CW: How often do you and the program leader communicate and what does that look like?

First of all, Tami is right here on site. It’s very easy because I see her daily. We’re lucky in many ways because these circumstances lead to an easy partnership. Tami has a built a beautiful program. We invite her to our safety meetings and lots of other stuff. We’re frequently checking in with her because we share our space with her. We communicate all the time. She’s been absolutely fantastic to work with because she wants her program to grow and she also wants it to be aligned with what’s going on in the middle school everyday. It’s easy to work with her in that way. She’s never been an obstacle. She’s a supporter to the point of us coming up with ideas and going to her because she might have funding that will make it work. If it aligns and makes sense for us all, she’s happy to contribute which is really cool.

CW: What are some of the benefits that afterschool and summer programs offer your kids?

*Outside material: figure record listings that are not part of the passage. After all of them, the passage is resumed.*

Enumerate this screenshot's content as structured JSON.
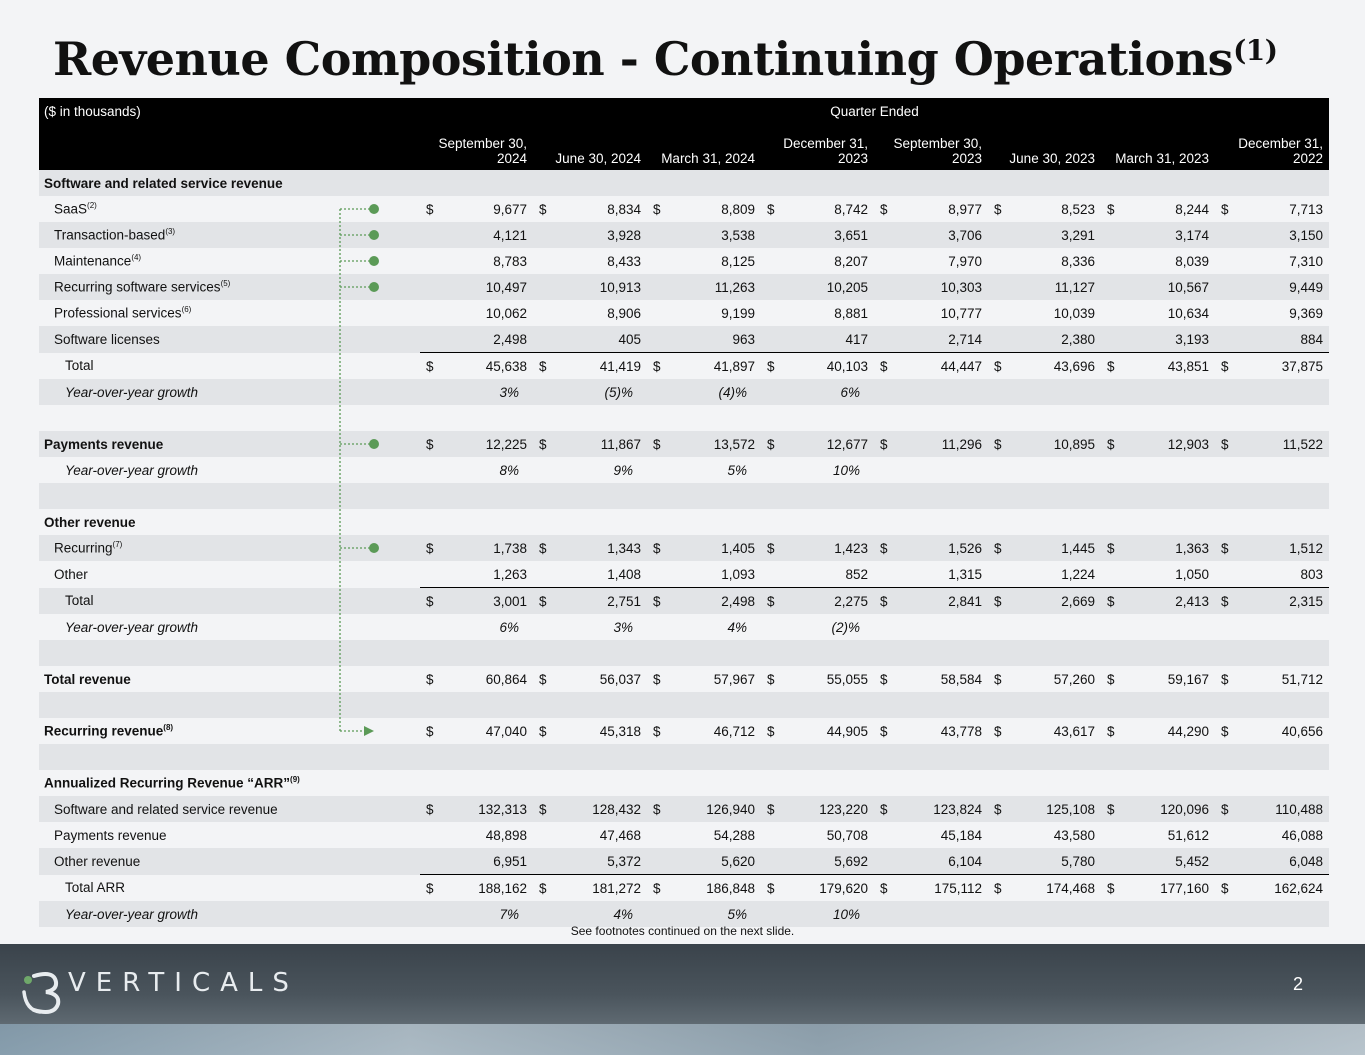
{
  "title": "Revenue Composition - Continuing Operations",
  "title_footnote": "(1)",
  "header": {
    "units": "($ in thousands)",
    "group": "Quarter Ended",
    "columns": [
      "September 30, 2024",
      "June 30, 2024",
      "March 31, 2024",
      "December 31, 2023",
      "September 30, 2023",
      "June 30, 2023",
      "March 31, 2023",
      "December 31, 2022"
    ]
  },
  "rows": [
    {
      "label": "Software and related service revenue",
      "type": "section"
    },
    {
      "label": "SaaS",
      "fn": "(2)",
      "type": "item",
      "dollar": true,
      "values": [
        "9,677",
        "8,834",
        "8,809",
        "8,742",
        "8,977",
        "8,523",
        "8,244",
        "7,713"
      ]
    },
    {
      "label": "Transaction-based",
      "fn": "(3)",
      "type": "item",
      "values": [
        "4,121",
        "3,928",
        "3,538",
        "3,651",
        "3,706",
        "3,291",
        "3,174",
        "3,150"
      ]
    },
    {
      "label": "Maintenance",
      "fn": "(4)",
      "type": "item",
      "values": [
        "8,783",
        "8,433",
        "8,125",
        "8,207",
        "7,970",
        "8,336",
        "8,039",
        "7,310"
      ]
    },
    {
      "label": "Recurring software services",
      "fn": "(5)",
      "type": "item",
      "values": [
        "10,497",
        "10,913",
        "11,263",
        "10,205",
        "10,303",
        "11,127",
        "10,567",
        "9,449"
      ]
    },
    {
      "label": "Professional services",
      "fn": "(6)",
      "type": "item",
      "values": [
        "10,062",
        "8,906",
        "9,199",
        "8,881",
        "10,777",
        "10,039",
        "10,634",
        "9,369"
      ]
    },
    {
      "label": "Software licenses",
      "type": "item",
      "values": [
        "2,498",
        "405",
        "963",
        "417",
        "2,714",
        "2,380",
        "3,193",
        "884"
      ]
    },
    {
      "label": "Total",
      "type": "total",
      "dollar": true,
      "values": [
        "45,638",
        "41,419",
        "41,897",
        "40,103",
        "44,447",
        "43,696",
        "43,851",
        "37,875"
      ]
    },
    {
      "label": "Year-over-year growth",
      "type": "growth",
      "values": [
        "3%",
        "(5)%",
        "(4)%",
        "6%",
        "",
        "",
        "",
        ""
      ]
    },
    {
      "label": "",
      "type": "blank"
    },
    {
      "label": "Payments revenue",
      "type": "sectionval",
      "dollar": true,
      "values": [
        "12,225",
        "11,867",
        "13,572",
        "12,677",
        "11,296",
        "10,895",
        "12,903",
        "11,522"
      ]
    },
    {
      "label": "Year-over-year growth",
      "type": "growth",
      "values": [
        "8%",
        "9%",
        "5%",
        "10%",
        "",
        "",
        "",
        ""
      ]
    },
    {
      "label": "",
      "type": "blank"
    },
    {
      "label": "Other revenue",
      "type": "section"
    },
    {
      "label": "Recurring",
      "fn": "(7)",
      "type": "item",
      "dollar": true,
      "values": [
        "1,738",
        "1,343",
        "1,405",
        "1,423",
        "1,526",
        "1,445",
        "1,363",
        "1,512"
      ]
    },
    {
      "label": "Other",
      "type": "item",
      "values": [
        "1,263",
        "1,408",
        "1,093",
        "852",
        "1,315",
        "1,224",
        "1,050",
        "803"
      ]
    },
    {
      "label": "Total",
      "type": "total",
      "dollar": true,
      "values": [
        "3,001",
        "2,751",
        "2,498",
        "2,275",
        "2,841",
        "2,669",
        "2,413",
        "2,315"
      ]
    },
    {
      "label": "Year-over-year growth",
      "type": "growth",
      "values": [
        "6%",
        "3%",
        "4%",
        "(2)%",
        "",
        "",
        "",
        ""
      ]
    },
    {
      "label": "",
      "type": "blank"
    },
    {
      "label": "Total revenue",
      "type": "sectionval",
      "dollar": true,
      "values": [
        "60,864",
        "56,037",
        "57,967",
        "55,055",
        "58,584",
        "57,260",
        "59,167",
        "51,712"
      ]
    },
    {
      "label": "",
      "type": "blank"
    },
    {
      "label": "Recurring revenue",
      "fn": "(8)",
      "type": "sectionval",
      "dollar": true,
      "values": [
        "47,040",
        "45,318",
        "46,712",
        "44,905",
        "43,778",
        "43,617",
        "44,290",
        "40,656"
      ]
    },
    {
      "label": "",
      "type": "blank"
    },
    {
      "label": "Annualized Recurring Revenue “ARR”",
      "fn": "(9)",
      "type": "section"
    },
    {
      "label": "Software and related service revenue",
      "type": "item",
      "dollar": true,
      "values": [
        "132,313",
        "128,432",
        "126,940",
        "123,220",
        "123,824",
        "125,108",
        "120,096",
        "110,488"
      ]
    },
    {
      "label": "Payments revenue",
      "type": "item",
      "values": [
        "48,898",
        "47,468",
        "54,288",
        "50,708",
        "45,184",
        "43,580",
        "51,612",
        "46,088"
      ]
    },
    {
      "label": "Other revenue",
      "type": "item",
      "values": [
        "6,951",
        "5,372",
        "5,620",
        "5,692",
        "6,104",
        "5,780",
        "5,452",
        "6,048"
      ]
    },
    {
      "label": "Total ARR",
      "type": "total",
      "dollar": true,
      "values": [
        "188,162",
        "181,272",
        "186,848",
        "179,620",
        "175,112",
        "174,468",
        "177,160",
        "162,624"
      ]
    },
    {
      "label": "Year-over-year growth",
      "type": "growth",
      "values": [
        "7%",
        "4%",
        "5%",
        "10%",
        "",
        "",
        "",
        ""
      ]
    }
  ],
  "dollar_sign": "$",
  "footnote": "See footnotes continued on the next slide.",
  "footer": {
    "logo_text": "VERTICALS",
    "page_number": "2"
  },
  "colors": {
    "header_bg": "#000000",
    "shade": "#e2e4e7",
    "connector": "#5b9a57"
  },
  "icons": [
    "i3-verticals-logo-icon",
    "connector-dot-icon",
    "connector-arrow-icon"
  ]
}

I was just checking on the summer program first thing when I got here. It’s made up of a lot of kids that don’t have a lot of opportunities in the summer and because of Tami’s open-mindedness and people we’ve recruited to run the program–called “Not So Summer School”–they were just heading out today to go kayaking. We try to get kids off site to the ocean. Those kinds of experiences happen for them in the summertime. I was just checking in with a student who’s been in DCF custody for a good portion of his life and he’s here. I was really excited to see him. He basically lives in the YouTube video game world but here he is having this experience which is just awesome. Those kinds of things. The more opportunities we can give our kids, especially the low income kids, the better.

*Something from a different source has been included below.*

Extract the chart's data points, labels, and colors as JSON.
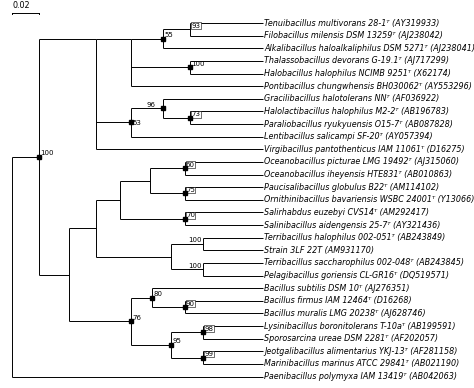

CW: Given your focus on equity and access, how do you think we can work together to increase outcomes for kids?

To me, it’s about offering as many opportunities to kids. The more we can get kids to them, the better. That’s a huge question. It’s really hard wanting that as a school leader when you’re told you have to get rid of opportunities and make cuts. This is what we’re faced with every year. Budget cuts. That’s a sad state of affairs to me.

CW: What does a new afterschool coordinator need to know about what’s on a principal’s plate?

I think the angle I would come at would be that person would need to know the importance of developing a positive learning climate and how you go about doing that. How critical relationships are. No matter what your mission and direction might be, being able to develop the relationships with the administration, community, parents, and students will take you a long way. Being able to develop positive relationships is the start of everything.

CW: What do you think is the principal’s role in the afterschool program?

It’s really to support and sustain it if it’s going in the direction you want it to. Hopefully expand it in terms of opportunities offered so that you’re reaching as many kids as you possible can.

CW: How about the role of afterschool in general?

Again, with middle schoolers it’s really about exposing them to new things. You have to be open minded to all the possibilities it has. For some families, it does provide child care and when you think of the different circumstances families are coming from, you have to be open to the different things it can provide from child care to closing the achievement gaps. Making sure kids are doing things and have positive opportunities, so they not out floundering on the street and making poor choices by themselves.

CW: Where do you see room for improvement?

I would say just continuing to offer new and different types of opportunities for kids. That’s more about who you have for staff and what they can offer. There’s not much I can be critical about with Tami’s program. She does a great job reaching out to families. I hope we can maintain and sustain these hugely important programs across the state and country. It’s hard to have a vision beyond holding to what you have when you have to make cuts every year.